Le fait qu’une part relativement élevée de bénéficiaires de rente AI (16 %) ait un revenu équivalent annuel situé entre 35 000 et 40 000 francs résulte de leur droit à des prestations complémentaires, qui viennent s’ajouter à la rente AVS ou AI lorsque celle-ci ne suffit pas à couvrir les besoins vitaux. Pour les personnes vivant à domicile, les dépenses reconnues nécessaires (loyer, besoins matériels de base et prime d’assurance-maladie) au calcul des prestations complémentaires à l’AVS/AI se trouvent ainsi dans cette fourchette de revenus. Dans la population globale sans bénéficiaires de rente AI, il n’y avait pas de concentration aussi nette dans une classe de revenu donnée. Les résultats relatifs à la répartition des revenus montrent que la rente d’invalidité couplée aux prestations complémentaires garantit en règle générale un revenu suffisant pour couvrir les besoins vitaux.

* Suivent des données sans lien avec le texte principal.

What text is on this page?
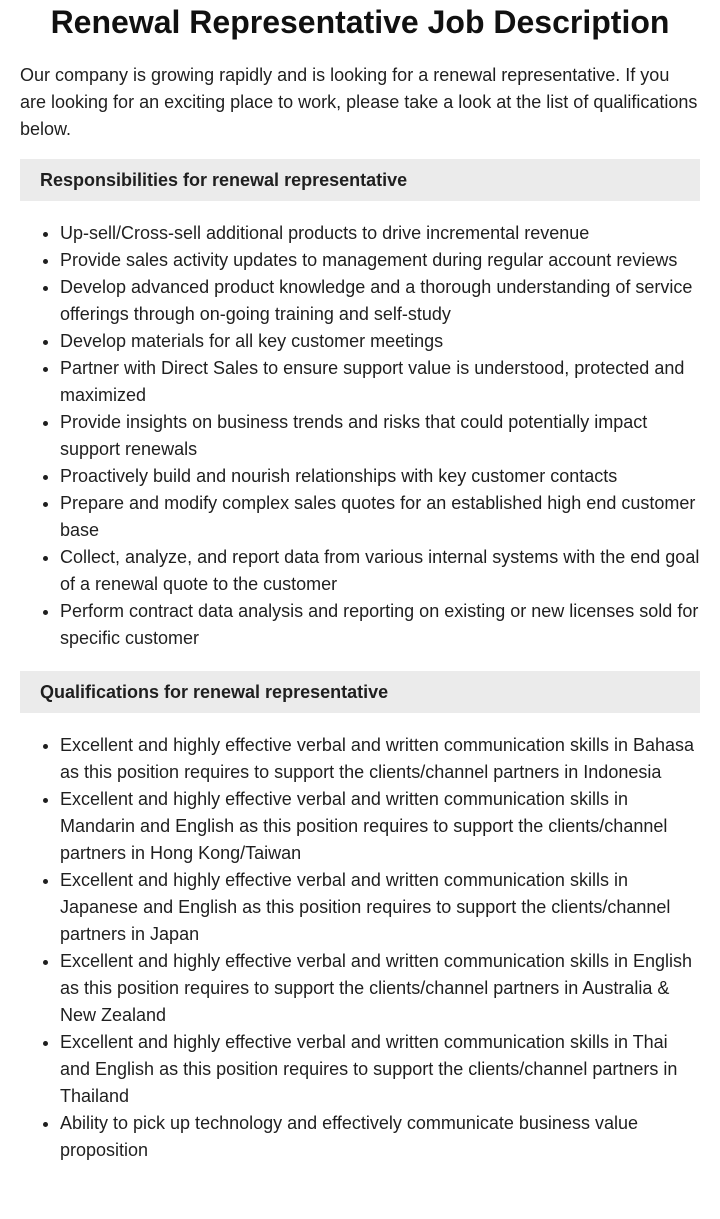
Renewal Representative Job Description

Our company is growing rapidly and is looking for a renewal representative. If you are looking for an exciting place to work, please take a look at the list of qualifications below.

Responsibilities for renewal representative
• Up-sell/Cross-sell additional products to drive incremental revenue
• Provide sales activity updates to management during regular account reviews
• Develop advanced product knowledge and a thorough understanding of service offerings through on-going training and self-study
• Develop materials for all key customer meetings
• Partner with Direct Sales to ensure support value is understood, protected and maximized
• Provide insights on business trends and risks that could potentially impact support renewals
• Proactively build and nourish relationships with key customer contacts
• Prepare and modify complex sales quotes for an established high end customer base
• Collect, analyze, and report data from various internal systems with the end goal of a renewal quote to the customer
• Perform contract data analysis and reporting on existing or new licenses sold for specific customer
Qualifications for renewal representative
• Excellent and highly effective verbal and written communication skills in Bahasa as this position requires to support the clients/channel partners in Indonesia
• Excellent and highly effective verbal and written communication skills in Mandarin and English as this position requires to support the clients/channel partners in Hong Kong/Taiwan
• Excellent and highly effective verbal and written communication skills in Japanese and English as this position requires to support the clients/channel partners in Japan
• Excellent and highly effective verbal and written communication skills in English as this position requires to support the clients/channel partners in Australia & New Zealand
• Excellent and highly effective verbal and written communication skills in Thai and English as this position requires to support the clients/channel partners in Thailand
• Ability to pick up technology and effectively communicate business value proposition
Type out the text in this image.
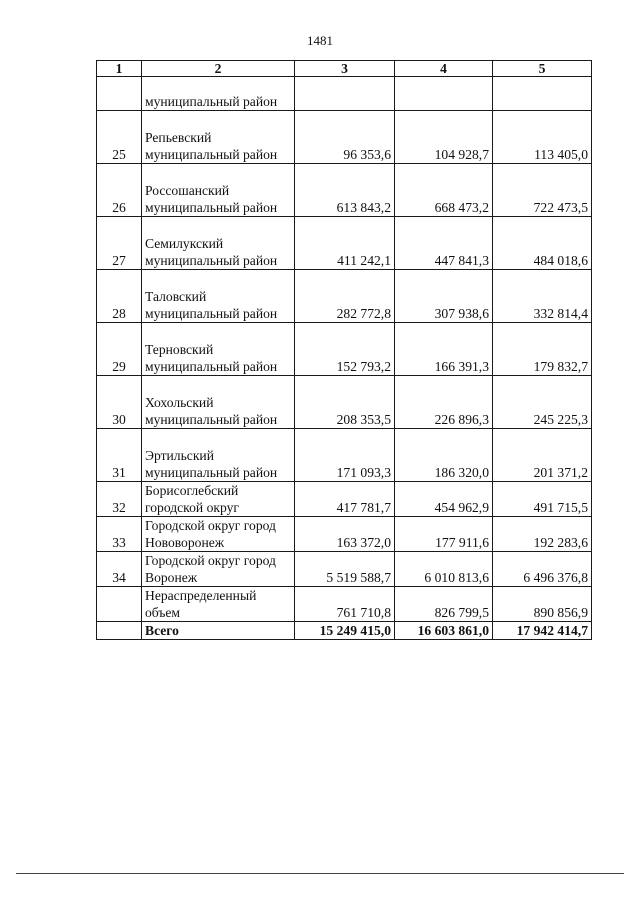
1481
1	2	3	4	5
	муниципальный район			
25	Репьевский муниципальный район	96 353,6	104 928,7	113 405,0
26	Россошанский муниципальный район	613 843,2	668 473,2	722 473,5
27	Семилукский муниципальный район	411 242,1	447 841,3	484 018,6
28	Таловский муниципальный район	282 772,8	307 938,6	332 814,4
29	Терновский муниципальный район	152 793,2	166 391,3	179 832,7
30	Хохольский муниципальный район	208 353,5	226 896,3	245 225,3
31	Эртильский муниципальный район	171 093,3	186 320,0	201 371,2
32	Борисоглебский городской округ	417 781,7	454 962,9	491 715,5
33	Городской округ город Нововоронеж	163 372,0	177 911,6	192 283,6
34	Городской округ город Воронеж	5 519 588,7	6 010 813,6	6 496 376,8
	Нераспределенный объем	761 710,8	826 799,5	890 856,9
	Всего	15 249 415,0	16 603 861,0	17 942 414,7
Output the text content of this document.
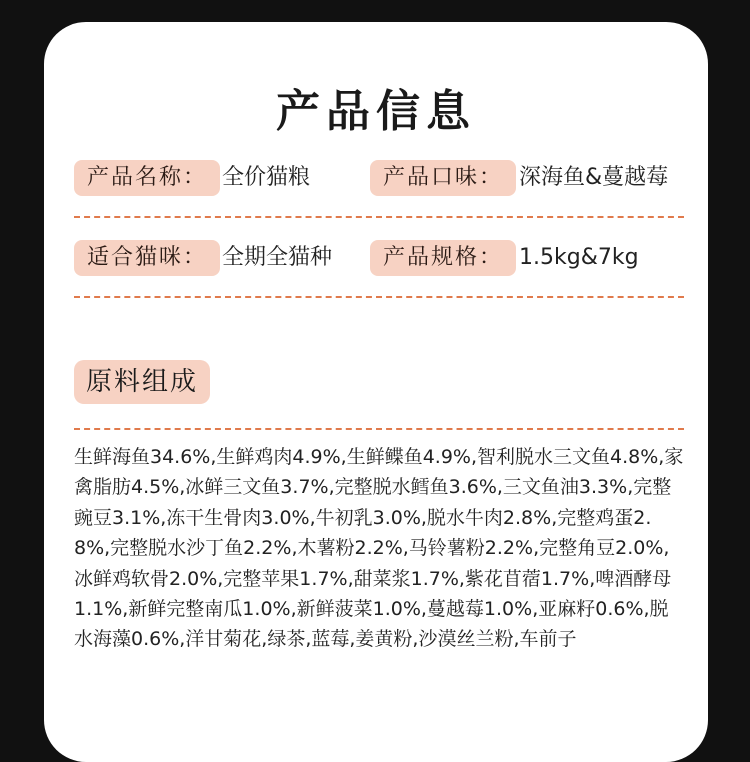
产品信息
产品名称： 全价猫粮	产品口味： 深海鱼&蔓越莓
适合猫咪： 全期全猫种	产品规格： 1.5kg&7kg
原料组成
生鲜海鱼34.6%,生鲜鸡肉4.9%,生鲜鲽鱼4.9%,智利脱水三文鱼4.8%,家禽脂肪4.5%,冰鲜三文鱼3.7%,完整脱水鳕鱼3.6%,三文鱼油3.3%,完整豌豆3.1%,冻干生骨肉3.0%,牛初乳3.0%,脱水牛肉2.8%,完整鸡蛋2.8%,完整脱水沙丁鱼2.2%,木薯粉2.2%,马铃薯粉2.2%,完整角豆2.0%,冰鲜鸡软骨2.0%,完整苹果1.7%,甜菜浆1.7%,紫花苜蓿1.7%,啤酒酵母1.1%,新鲜完整南瓜1.0%,新鲜菠菜1.0%,蔓越莓1.0%,亚麻籽0.6%,脱水海藻0.6%,洋甘菊花,绿茶,蓝莓,姜黄粉,沙漠丝兰粉,车前子
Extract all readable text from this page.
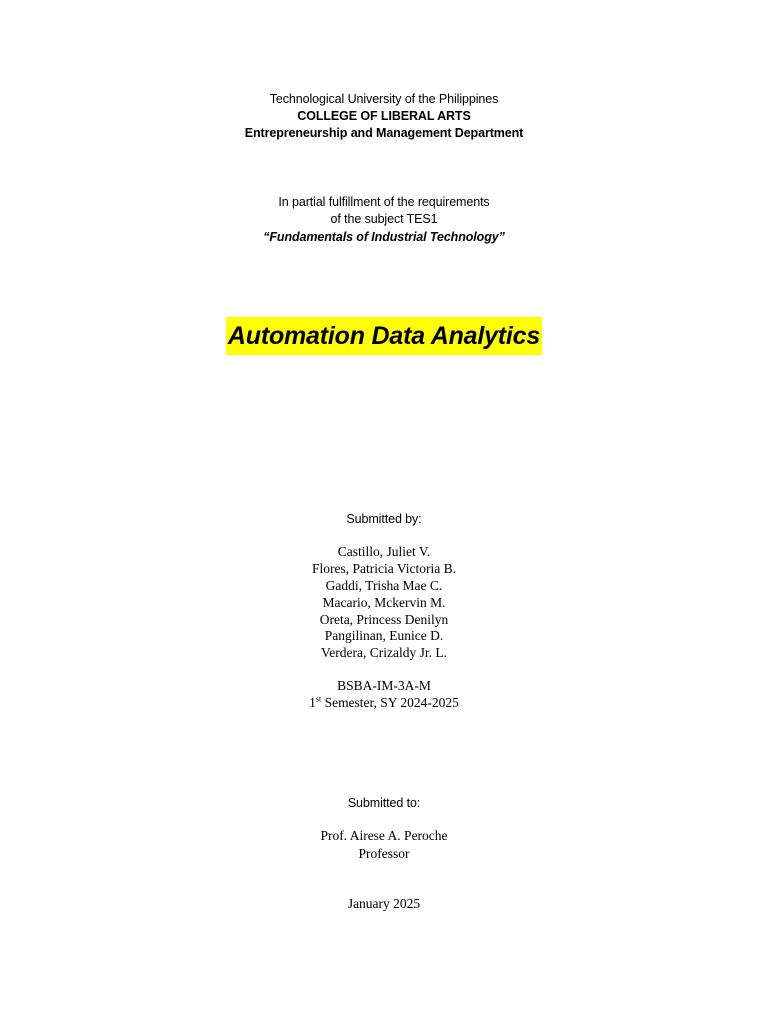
Technological University of the Philippines
COLLEGE OF LIBERAL ARTS
Entrepreneurship and Management Department
In partial fulfillment of the requirements
of the subject TES1
“Fundamentals of Industrial Technology”
Automation Data Analytics
Submitted by:
Castillo, Juliet V.
Flores, Patricia Victoria B.
Gaddi, Trisha Mae C.
Macario, Mckervin M.
Oreta, Princess Denilyn
Pangilinan, Eunice D.
Verdera, Crizaldy Jr. L.
BSBA-IM-3A-M
1st Semester, SY 2024-2025
Submitted to:
Prof. Airese A. Peroche
Professor
January 2025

La situation économique des bénéficiaires de rente AI dépendait en très grande partie du revenu de l’activité lucrative des autres membres du ménage. Les bénéficiaires étaient donc moins bien lotis financièrement lorsque leur entité économique n’avait pas de revenu substantiel d’une activité lucrative en plus de la rente. Il s’agissait en l’occurrence surtout de personnes vivant seules, dont le revenu était essentiellement composé de la rente AI et d’éventuelles prestations complémentaires (médiane : 41 000 francs). La probabilité qu’un revenu de l’activité lucrative s’ajoute à la rente AI était plus élevée chez les couples. Ainsi, le revenu équivalent médian était nettement plus élevé chez les bénéficiaires de rente AI vivant en couple sans enfant (60 000 francs) que chez les personnes vivant seules. La médiane était légèrement plus haute lorsque c’était la femme (62 000 francs) qui percevait la rente plutôt que l’homme (58 000 francs). Le revenu équivalent médian était légèrement inférieur (54 000 francs) lorsque le ménage comptait aussi des enfants. Le rôle compensateur des rentes pour enfant apparaissait dans le fait que les différences de revenus entre ménages avec et sans rente AI étaient nettement plus faibles dans les constellations incluant des enfants que dans celles sans enfants.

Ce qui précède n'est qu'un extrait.